Era la prima volta che Alberto Trentini lavorava in Venezuela, ma aveva una lunga esperienza come cooperante in diversi paesi. "Aveva cominciato con il servizio civile, come volontario, nell’ottobre del 2006", racconta la madre,e aggiunge che Alberto ha iniziato a lavorare per organizzazioni non governative nel 2009. "È stato in Ecuador, Bosnia, Etiopia, Paraguay, Nepal, Perù, Grecia, Libano e Colombia". Trentini è un capo progetto, specializzato in emergenze. "Nelle due varie missioni si è occupato in Colombia di dare la prima accoglienza ai caminantes venezuelani, assistenza provvisoria in Perù a chi era aveva perso la casa dopo un’alluvione, la ricerca di energie alternative in Etiopia ed in Ecuador l’aiuto per la coltivazione del caffè", spiega ancora la madre del cooperante.
"La nostra avvocata - ha detto la madre di Trentini a Repubblica - parla quotidianamente con la Farnesina ma nessun rappresentate del governo ci ha mai contattati. Ora confidiamo che la presidente Meloni e i ministri si adoperino con lo stesso impegno e dedizione che hanno dimostrato a tutela di un’altra italiana, per riportare presto, incolume, Alberto in Italia".

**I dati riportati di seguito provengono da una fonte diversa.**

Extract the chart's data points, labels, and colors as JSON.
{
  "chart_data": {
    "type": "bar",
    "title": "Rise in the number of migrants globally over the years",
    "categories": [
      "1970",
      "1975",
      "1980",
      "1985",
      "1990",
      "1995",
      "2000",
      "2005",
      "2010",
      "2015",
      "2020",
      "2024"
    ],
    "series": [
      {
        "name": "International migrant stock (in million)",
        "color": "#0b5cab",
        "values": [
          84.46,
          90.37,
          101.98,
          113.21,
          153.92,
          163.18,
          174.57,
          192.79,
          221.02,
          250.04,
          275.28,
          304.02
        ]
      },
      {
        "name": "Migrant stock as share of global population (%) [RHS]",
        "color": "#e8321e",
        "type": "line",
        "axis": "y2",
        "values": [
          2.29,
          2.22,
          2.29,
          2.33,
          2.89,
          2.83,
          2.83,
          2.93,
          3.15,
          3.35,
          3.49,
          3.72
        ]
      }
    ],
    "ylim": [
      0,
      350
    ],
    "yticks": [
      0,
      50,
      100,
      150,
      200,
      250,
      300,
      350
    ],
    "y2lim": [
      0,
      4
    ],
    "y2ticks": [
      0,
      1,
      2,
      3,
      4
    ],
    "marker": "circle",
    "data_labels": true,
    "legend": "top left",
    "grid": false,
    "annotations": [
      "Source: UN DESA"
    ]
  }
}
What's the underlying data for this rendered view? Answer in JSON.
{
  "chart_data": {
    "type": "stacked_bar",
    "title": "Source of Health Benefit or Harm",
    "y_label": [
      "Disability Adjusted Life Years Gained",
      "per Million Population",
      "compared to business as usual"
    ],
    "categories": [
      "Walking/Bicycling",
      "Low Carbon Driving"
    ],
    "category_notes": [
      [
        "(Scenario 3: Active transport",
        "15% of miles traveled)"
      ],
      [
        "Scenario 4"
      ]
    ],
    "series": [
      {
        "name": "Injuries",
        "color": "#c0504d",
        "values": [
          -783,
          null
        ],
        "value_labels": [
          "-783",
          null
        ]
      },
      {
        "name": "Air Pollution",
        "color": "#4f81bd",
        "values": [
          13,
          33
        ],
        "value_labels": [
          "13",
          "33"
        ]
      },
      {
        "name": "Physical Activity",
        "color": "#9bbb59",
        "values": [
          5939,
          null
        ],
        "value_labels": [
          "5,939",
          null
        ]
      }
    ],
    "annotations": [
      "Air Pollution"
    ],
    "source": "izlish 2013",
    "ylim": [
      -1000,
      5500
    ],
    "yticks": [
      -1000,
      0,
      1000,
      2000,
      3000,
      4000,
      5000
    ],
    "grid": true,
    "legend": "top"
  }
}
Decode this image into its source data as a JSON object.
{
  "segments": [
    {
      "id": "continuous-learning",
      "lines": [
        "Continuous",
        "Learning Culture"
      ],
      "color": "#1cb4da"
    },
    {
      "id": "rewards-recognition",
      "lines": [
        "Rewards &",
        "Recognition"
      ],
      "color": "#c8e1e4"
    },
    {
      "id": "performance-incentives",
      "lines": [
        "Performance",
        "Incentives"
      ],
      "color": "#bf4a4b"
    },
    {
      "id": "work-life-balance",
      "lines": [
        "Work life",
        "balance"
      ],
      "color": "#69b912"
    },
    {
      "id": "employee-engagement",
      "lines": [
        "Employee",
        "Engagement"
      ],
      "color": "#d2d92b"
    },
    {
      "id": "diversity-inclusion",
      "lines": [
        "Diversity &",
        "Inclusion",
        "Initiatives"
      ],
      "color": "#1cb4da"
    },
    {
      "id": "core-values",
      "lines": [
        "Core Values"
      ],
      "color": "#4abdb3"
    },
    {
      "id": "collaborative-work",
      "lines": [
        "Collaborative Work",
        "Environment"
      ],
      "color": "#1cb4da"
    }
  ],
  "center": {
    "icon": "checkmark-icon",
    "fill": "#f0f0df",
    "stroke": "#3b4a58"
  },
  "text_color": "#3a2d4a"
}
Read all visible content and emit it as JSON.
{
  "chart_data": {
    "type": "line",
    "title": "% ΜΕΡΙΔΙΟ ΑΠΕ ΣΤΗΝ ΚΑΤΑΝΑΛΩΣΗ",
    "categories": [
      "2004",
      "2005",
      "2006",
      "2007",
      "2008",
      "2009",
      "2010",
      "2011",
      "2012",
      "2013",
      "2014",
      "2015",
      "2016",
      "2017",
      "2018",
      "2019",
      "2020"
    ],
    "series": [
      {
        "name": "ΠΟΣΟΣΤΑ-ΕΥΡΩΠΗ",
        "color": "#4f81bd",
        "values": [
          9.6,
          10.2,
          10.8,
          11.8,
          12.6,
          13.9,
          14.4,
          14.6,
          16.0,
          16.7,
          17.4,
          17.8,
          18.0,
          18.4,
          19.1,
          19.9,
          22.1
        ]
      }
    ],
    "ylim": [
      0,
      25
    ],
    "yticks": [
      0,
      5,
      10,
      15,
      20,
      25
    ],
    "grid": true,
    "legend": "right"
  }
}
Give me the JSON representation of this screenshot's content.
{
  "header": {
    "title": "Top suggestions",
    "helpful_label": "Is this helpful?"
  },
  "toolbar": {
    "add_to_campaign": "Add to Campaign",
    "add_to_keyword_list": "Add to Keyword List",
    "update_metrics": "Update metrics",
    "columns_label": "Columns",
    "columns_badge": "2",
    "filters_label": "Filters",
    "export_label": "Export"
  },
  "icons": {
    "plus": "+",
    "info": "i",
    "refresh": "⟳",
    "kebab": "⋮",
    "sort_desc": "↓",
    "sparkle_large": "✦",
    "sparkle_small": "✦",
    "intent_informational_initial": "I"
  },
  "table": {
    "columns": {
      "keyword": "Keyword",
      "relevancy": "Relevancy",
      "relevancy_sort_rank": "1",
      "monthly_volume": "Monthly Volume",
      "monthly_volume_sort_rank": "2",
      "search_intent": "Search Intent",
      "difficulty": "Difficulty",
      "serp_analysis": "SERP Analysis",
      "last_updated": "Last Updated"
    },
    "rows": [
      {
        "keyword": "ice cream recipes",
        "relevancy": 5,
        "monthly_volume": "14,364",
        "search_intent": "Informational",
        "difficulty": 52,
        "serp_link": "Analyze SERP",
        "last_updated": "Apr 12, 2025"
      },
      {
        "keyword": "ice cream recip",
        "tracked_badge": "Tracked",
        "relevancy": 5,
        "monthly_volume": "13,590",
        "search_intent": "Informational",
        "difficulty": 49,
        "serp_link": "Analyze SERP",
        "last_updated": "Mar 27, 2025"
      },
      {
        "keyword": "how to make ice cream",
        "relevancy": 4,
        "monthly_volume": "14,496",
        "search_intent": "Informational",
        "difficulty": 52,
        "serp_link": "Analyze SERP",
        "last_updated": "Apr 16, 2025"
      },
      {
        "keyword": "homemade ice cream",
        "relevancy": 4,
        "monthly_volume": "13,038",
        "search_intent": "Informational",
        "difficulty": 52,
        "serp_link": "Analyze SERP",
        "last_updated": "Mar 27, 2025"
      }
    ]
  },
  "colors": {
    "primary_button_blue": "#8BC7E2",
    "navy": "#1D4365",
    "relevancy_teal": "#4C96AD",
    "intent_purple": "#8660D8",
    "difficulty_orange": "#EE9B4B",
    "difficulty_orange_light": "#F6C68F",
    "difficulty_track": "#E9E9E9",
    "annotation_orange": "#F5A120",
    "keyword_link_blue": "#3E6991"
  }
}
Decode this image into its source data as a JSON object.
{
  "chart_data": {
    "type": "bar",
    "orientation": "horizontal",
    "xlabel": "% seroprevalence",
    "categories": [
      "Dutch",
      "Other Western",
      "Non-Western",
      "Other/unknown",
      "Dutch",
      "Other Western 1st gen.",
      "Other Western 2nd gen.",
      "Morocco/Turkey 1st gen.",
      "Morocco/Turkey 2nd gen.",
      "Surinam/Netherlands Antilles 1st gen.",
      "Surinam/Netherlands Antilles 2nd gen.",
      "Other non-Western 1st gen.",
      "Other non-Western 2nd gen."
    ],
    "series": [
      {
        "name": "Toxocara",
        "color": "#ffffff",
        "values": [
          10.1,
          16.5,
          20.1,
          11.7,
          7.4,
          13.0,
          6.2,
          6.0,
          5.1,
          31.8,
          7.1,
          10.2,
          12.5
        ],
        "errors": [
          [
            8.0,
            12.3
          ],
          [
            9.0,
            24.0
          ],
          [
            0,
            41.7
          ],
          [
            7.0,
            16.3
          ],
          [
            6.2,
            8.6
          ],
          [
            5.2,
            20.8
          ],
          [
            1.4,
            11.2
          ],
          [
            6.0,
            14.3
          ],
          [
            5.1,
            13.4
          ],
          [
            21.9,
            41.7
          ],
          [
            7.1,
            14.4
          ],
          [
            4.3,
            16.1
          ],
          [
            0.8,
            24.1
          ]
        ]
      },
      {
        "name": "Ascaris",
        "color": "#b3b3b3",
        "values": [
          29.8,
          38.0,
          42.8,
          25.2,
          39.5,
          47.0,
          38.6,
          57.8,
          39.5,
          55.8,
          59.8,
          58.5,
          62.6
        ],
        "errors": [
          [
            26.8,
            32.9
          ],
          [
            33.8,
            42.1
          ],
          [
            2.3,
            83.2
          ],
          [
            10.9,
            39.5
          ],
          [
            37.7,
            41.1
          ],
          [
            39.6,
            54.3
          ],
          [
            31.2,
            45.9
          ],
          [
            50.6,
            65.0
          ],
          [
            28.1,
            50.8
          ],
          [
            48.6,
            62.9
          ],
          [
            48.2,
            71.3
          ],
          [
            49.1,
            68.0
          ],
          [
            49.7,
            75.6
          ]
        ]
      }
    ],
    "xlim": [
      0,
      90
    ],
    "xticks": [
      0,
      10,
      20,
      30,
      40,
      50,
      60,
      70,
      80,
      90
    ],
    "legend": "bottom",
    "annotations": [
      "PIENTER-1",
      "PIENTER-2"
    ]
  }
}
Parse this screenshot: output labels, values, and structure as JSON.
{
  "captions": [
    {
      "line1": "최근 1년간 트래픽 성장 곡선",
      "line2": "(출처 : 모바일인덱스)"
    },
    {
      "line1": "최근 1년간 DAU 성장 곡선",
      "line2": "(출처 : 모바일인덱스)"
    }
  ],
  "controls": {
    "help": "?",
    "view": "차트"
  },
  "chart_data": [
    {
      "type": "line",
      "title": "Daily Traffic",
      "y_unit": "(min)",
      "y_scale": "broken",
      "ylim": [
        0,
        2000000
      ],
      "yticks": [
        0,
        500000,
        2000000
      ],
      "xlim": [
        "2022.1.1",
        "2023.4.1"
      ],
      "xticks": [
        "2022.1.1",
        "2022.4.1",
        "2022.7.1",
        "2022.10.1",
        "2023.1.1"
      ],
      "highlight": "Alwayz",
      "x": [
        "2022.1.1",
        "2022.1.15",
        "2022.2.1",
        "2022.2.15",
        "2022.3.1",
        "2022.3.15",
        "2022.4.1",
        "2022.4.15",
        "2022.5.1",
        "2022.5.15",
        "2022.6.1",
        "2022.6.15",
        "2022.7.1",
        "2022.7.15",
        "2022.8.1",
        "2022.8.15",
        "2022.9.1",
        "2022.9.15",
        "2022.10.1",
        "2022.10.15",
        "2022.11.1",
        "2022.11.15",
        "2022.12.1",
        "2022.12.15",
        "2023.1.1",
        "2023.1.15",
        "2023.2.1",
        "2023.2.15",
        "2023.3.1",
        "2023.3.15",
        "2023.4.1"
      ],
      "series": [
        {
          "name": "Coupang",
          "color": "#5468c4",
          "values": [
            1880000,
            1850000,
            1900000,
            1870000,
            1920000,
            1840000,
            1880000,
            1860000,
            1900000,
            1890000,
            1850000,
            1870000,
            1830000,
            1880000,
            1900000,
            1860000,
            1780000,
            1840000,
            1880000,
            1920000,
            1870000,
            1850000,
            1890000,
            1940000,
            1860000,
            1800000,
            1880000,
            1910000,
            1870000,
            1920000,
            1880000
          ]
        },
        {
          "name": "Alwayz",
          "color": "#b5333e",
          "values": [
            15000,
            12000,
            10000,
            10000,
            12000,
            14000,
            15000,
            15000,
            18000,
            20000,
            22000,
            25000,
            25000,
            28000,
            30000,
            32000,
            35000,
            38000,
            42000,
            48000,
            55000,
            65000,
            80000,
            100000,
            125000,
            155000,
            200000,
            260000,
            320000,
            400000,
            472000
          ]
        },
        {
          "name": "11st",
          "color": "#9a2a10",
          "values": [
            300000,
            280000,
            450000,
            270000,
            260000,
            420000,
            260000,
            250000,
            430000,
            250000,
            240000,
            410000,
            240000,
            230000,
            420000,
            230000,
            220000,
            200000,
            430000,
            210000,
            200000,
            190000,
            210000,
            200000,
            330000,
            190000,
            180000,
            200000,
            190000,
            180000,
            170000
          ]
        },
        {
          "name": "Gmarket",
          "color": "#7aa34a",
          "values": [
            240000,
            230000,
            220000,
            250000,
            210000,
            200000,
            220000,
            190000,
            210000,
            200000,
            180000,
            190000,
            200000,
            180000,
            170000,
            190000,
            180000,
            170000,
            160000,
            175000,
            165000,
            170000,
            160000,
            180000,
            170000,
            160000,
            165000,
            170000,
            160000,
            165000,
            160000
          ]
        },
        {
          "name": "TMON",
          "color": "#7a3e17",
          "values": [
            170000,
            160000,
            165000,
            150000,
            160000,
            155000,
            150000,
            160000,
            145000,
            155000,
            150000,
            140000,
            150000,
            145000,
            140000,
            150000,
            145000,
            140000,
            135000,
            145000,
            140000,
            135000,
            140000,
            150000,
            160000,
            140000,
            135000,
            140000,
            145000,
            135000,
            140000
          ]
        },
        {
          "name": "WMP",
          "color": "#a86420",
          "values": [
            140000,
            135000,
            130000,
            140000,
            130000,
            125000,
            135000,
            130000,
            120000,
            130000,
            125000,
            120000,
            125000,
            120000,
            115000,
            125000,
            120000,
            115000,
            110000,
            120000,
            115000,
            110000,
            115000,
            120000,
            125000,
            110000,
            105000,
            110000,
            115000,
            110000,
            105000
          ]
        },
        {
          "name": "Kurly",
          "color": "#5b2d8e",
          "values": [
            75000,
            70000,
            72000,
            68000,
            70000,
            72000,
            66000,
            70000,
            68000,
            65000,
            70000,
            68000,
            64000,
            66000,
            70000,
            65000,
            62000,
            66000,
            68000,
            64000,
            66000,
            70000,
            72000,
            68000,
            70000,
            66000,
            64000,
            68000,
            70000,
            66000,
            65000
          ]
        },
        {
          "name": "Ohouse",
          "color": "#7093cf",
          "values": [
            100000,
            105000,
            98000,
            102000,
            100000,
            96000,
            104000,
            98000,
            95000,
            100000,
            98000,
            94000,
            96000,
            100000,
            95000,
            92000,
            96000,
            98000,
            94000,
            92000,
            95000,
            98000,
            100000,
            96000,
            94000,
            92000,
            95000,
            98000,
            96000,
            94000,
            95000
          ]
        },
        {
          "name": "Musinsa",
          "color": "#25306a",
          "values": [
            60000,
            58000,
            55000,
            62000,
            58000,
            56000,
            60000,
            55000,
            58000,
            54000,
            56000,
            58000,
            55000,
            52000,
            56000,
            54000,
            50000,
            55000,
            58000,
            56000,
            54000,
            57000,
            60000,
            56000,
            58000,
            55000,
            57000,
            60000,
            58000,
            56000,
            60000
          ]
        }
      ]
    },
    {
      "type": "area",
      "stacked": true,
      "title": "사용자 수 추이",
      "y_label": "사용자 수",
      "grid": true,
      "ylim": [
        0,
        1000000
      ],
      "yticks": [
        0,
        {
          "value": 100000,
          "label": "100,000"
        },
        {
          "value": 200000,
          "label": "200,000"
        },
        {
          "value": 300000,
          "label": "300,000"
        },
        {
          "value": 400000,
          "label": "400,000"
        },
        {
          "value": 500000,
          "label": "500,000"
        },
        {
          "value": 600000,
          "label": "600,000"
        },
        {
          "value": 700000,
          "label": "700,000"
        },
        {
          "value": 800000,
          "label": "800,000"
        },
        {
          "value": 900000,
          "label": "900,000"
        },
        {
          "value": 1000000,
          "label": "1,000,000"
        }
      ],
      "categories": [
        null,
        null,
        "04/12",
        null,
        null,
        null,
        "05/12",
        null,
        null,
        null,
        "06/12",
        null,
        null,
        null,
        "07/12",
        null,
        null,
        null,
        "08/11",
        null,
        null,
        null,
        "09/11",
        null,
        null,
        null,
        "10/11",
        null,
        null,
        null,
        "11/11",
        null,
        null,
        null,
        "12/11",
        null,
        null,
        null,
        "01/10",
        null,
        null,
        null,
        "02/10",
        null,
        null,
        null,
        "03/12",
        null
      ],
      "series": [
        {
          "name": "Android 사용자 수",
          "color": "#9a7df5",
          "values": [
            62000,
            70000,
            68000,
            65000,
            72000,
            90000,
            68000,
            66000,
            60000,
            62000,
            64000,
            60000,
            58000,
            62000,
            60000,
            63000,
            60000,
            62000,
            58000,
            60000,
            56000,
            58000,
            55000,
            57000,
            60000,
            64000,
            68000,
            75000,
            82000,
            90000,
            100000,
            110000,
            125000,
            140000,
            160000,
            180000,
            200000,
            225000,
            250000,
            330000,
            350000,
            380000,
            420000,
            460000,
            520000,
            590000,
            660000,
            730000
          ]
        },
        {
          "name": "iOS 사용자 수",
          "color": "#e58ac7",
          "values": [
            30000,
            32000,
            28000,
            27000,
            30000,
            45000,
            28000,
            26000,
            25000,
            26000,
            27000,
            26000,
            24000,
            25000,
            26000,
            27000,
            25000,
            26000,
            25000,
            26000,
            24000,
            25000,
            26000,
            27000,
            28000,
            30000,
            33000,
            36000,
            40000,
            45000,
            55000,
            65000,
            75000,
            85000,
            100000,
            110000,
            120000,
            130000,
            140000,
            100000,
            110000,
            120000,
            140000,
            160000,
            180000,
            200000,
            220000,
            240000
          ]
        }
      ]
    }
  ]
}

Ieri i familiari di Trentini hanno comunicato alla stampa la scomparsa del figlio, dopo sessanta giorni di comunicazioni con il ministero, che si è mosso immediatamente, senza però riuscire a sbloccare la situazione. In un primo momento la famiglia aveva chiesto il silenzio stampa, più o meno come fatto nel caso della giornalista Cecilia Sala, per agevolare eventuali trattative con caracas. Ma i rapporti tra l’Italia e il Venezuela di Nicolás Maduro sono ai minimi termini. Proprio ieri il governo venezuelano ha imposto di limitare a tre il personale nelle ambasciate di Italia, Francia e Paesi Bassi, i cui governi hanno “appoggiato gruppi estremistici” e si sono “intromessi negli affari interni” del Venezuela, e ha dato 48 ore di tempo per eseguire la misura. Al tempo stesso, si legge ancora nella nota, i diplomatici che rimarranno in Venezuela “dovranno disporre dell’autorizzazione scritta del nostro ministero degli Esteri” nel caso “vogliano spostarsi a oltre 40 chilometri di distanza da Piazza Bolivar”, luogo centrale di Caracas, “nello stretto esercizio delle loro funzioni”. Inoltre il regime chavista da tempo sta mettendo in atto una politica degli ostaggi di tipo iraniano, che si accanisce sugli stranieri presenti in Venezuela per i motivi più svariati.